Access and a coalition of civil society organizations and companies commended NIST for the document and provided additional comments on improvements that could be made to the framework, included the addition of a seventh principle, usability, to ensure that standards that are mathematically sound do not become unsafe due to user difficulties.

These public standards and guidelines provide a source for public oversight and accountability. However, more transparency is necessary in order to fully alleviate public concern. For example, the standards-setters should be required to provide “security proofs,” providing a basis for independent analysis and evaluation of the technical merit thereof. In addition, so long as standards-setters are required to consult with spy agencies, it is vital that those communications be public in order for independent experts to judge if and when the standards are being undermined.

Step Three: Give the gold to the people making the rules

A second coalition letter, signed by 30 companies and organizations and 5 noted technical experts, including Eleanor Saitta and Jacob Appelbaum, specifically explained that the law must empower a civilian agency to perform the information assurance functions, like those tasked to the NSA.

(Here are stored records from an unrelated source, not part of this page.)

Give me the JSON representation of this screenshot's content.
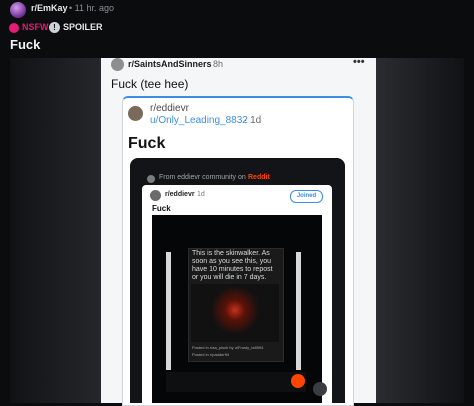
{
  "header": {
    "subreddit": "r/EmKay",
    "time": "• 11 hr. ago",
    "nsfw_label": "NSFW",
    "spoiler_label": "SPOILER",
    "spoiler_icon": "!"
  },
  "post": {
    "title": "Fuck"
  },
  "screenshot": {
    "subreddit": "r/SaintsAndSinners",
    "time": "8h",
    "more": "•••",
    "title": "Fuck (tee hee)",
    "crosspost": {
      "subreddit": "r/eddievr",
      "user": "u/Only_Leading_8832",
      "time": "· 1d",
      "title": "Fuck",
      "embed": {
        "from_text": "From eddievr community on",
        "from_link": "Reddit",
        "subreddit": "r/eddievr",
        "time": "1d",
        "joined_label": "Joined",
        "title": "Fuck",
        "meme_text": "This is the skinwalker. As soon as you see this, you have 10 minutes to repost or you will die in 7 days.",
        "footer_1": "Posted in r/aa_plsch by u/Frosty_tx8994",
        "footer_2": "Posted in r/padder94"
      }
    }
  },
  "colors": {
    "background": "#0b0c0d",
    "nsfw": "#e11d74",
    "link_blue": "#3a8ee6",
    "reddit_orange": "#ff4500"
  }
}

Any country that works on information assurance should empower such an agency, independent from any other agency that serves any surveillance function. The new agency should receive its own, adequate funding and resources. In addition, the agency should be empowered with sufficient technical expertise to allow it to operate independently rather than clinging to other experts like a life preserver in order to serve its established function. Without these changes, it is unlikely that users will be able to fully trust much of the internet’s infrastructure, and few can feel truly secure in the privacy of their personal transactions.

Conclusion

These steps are not going to solve all of our cryptographic problems. For example, subsequent revelations have shown that companies may have been financially incentivized to use the weakened algorithms in products or services. However, by ensuring an independent, public, and transparent process to create technical standards we will have taken a huge step toward compliance with the Integrity Principle. The future of privacy on the internet depends on a strong core digital integrity that allows us to communicate and transact business in private.